Why is there an asymmetry between the training step and evaluation step?

Question

It is well-known, especially in natural language processing, that machine learning should proceed in two steps, a training step and an evaluation step, and they should use different data. Why is this? Intuitively, this process helps avoid overfitting the data, but I fail to see a (information-theoretic) reason this is the case.

Relatedly, I've seen some numbers thrown around for how much of a data set should be used for training and how much for evaluation, like 2/3 and 1/3 respectively. Is there any theoretical basis for choosing a particular distribution?
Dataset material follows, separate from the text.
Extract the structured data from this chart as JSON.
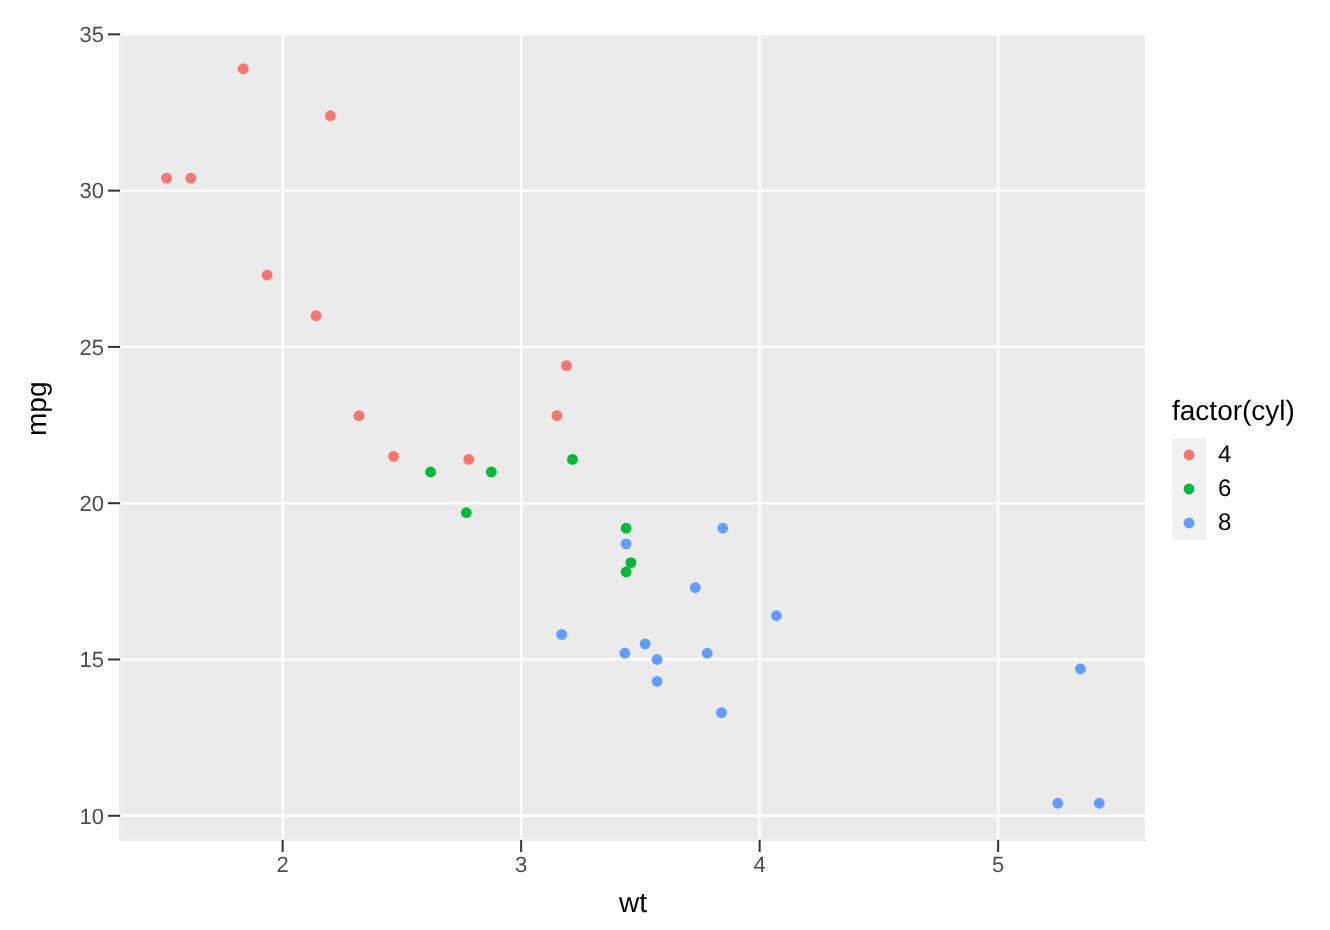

score 15 · Accepted Answer · answered Feb 15 '12 at 16:56

It's funny that the most upvoted answer doesn't really answer the question :) so I thought it would be nice to back this up with a bit more theory - mostly taken from "Data Mining: Practical Machine Learning Tools and Techniques" and Tom Mitchell's "Machine Learning".

Introduction.

So we have a classifier and a limited dataset, and a certain amount of data must go into training set and the rest is used for testing (if necessary, a third subset used for validation).

Dilemma we face is this: to find a good classiﬁer, the "training subset" should be as big as possible, but to get a good error estimate the "test subset" should be as big as possible - but both subsets are taken from the same pool.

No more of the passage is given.